Los niños hacían una trabajosa
fila que cada 5 minutos fracasaba en su forma y propósito. Empujones, bromas, carcajadas, coladas, y amagos
de pelea; los güilas (como les decimos en Guadalupe) son igual de inquietos en
cualquier parte del mundo, como igual de posesivos nosotros, los hombres. Mi tarea de esa tarde era bastante fácil:
repartir cuadernos y lapiceros. La
cantidad que debía darle a cada niño era variable, nunca supe qué la
determinaba; al principio parecía ser el grado escolar del niño, pero luego más
bien algún criterio aleatorio del maestro que estaba conmigo.
Dentro del mar de
niños agrupados alrededor de las cajas de cuadernos en varios puntos de la
escuela, a mí me asignaron al grupo de los que llaman “Dream Boys”. Son niños rescatados de las calles de Kigali,
capital de Ruanda, y patrocinados por donadores independientes para estudiar en
las escuelas fundadas por la organización Africa New Life. Cuando pregunté por qué les llaman los “Dream
boys” la respuesta se hundió con su descarnado filo metálico en la corteza flaca
de mi tan diferente realidad: “eran
niños sin sueños, pero ahora pueden soñar”.

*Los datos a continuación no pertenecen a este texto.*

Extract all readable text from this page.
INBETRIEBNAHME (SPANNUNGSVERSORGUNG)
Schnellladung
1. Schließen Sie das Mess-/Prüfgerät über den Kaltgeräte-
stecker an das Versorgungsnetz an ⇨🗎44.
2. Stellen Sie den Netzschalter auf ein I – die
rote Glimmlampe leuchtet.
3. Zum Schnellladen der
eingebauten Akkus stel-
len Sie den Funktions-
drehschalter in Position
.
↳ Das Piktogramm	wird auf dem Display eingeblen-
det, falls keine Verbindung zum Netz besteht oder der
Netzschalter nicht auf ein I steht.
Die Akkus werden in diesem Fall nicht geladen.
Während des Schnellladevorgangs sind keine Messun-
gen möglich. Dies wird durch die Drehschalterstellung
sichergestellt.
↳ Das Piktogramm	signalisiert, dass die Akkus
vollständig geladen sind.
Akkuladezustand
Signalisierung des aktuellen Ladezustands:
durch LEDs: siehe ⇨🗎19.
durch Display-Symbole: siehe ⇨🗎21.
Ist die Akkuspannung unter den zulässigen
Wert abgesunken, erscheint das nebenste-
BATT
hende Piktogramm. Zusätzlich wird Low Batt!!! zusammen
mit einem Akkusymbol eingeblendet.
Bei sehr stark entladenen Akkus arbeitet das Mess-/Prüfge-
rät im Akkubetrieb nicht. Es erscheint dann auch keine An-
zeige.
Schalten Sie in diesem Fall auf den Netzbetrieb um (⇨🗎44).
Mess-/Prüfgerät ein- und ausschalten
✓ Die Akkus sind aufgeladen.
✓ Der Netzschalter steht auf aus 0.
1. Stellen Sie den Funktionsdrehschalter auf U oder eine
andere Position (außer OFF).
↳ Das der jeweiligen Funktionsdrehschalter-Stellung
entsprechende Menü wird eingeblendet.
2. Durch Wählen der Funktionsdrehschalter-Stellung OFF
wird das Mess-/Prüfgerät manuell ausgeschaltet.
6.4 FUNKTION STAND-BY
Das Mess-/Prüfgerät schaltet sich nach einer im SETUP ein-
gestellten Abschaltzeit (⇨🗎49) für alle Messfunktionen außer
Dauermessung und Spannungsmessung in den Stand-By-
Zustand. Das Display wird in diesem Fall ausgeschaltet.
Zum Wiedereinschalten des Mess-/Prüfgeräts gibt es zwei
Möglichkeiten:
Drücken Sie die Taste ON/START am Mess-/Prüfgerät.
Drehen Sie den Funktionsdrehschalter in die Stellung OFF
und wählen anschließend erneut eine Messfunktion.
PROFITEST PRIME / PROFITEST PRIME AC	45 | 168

Ahora los enlaza una familia grande y el nuevo suceso de recibir comida,
cobija, cariño, valores, y educación, que de alguna manera les pone una hoja en
blanco en una mano, y en la otra lápices de colores para que dibujen el futuro
que les fue robado.
En la hora y media que
tardó la actividad, pese al alboroto y las travesuras, siempre hubo un niño en
silencio. Era un niño triste. Aislado pero a la vez en medio de todos los
demás, como si lo envolviera un plástico difuso y melancólico que lo hacía
inalcanzable al ruido y al tacto de los otros niños. Sentado en el zacate, con la mirada en el
suelo, como si la ley de la gravedad pesara el doble en sus ojos. Esperando pasivo a que el maestro lo llamara
a la fila. Nadie se acercaba a bromearle
ni a jugar con él. Nadie fue a pedirle
que le enseñara los cuadernos, ni a mostrarle los suyos. Como si los demás niños no quisieran
contagiarse de algún recuerdo de manos anchas que a él lo tenía anudado de
adentro hacia afuera.
Ya sin más cuadernos
que repartir, le pedí a un traductor que nos acercáramos a hablarle. Sus brazos y sus piernas mostraban una
cicatriz extensa, de las rodillas a los pies y de los codos a las manos. Su voz leve se derretía al instante de tocar el
aire y era como si arrastrara una petición de perdón en sus palabras. Le pregunté la edad, en qué grado estaba,
cómo le iba en la escuela, y algunas otras cosas simples, tratando de agujerear
su silencio.
Cuando le pregunté
su nombre levantó su carita y dijo:
“Je t’aime”. Tardé unos segundos para que
mi cerebro se enterara que su nombre era “Yo te amo” en francés (esto por la
influencia Belga en Ruanda), y otros segundos más en juntar del suelo algunos
pedazos de mí que se cayeron ante el golpe y el peso de su nombre pronunciado
por un niño.
Sé que se requiere más
que eso, pero estoy seguro que cada vez que alguien llame a ese niño por su
nombre, serán para él palabras que lo ayuden a deshacer los nudos y sanar por
dentro.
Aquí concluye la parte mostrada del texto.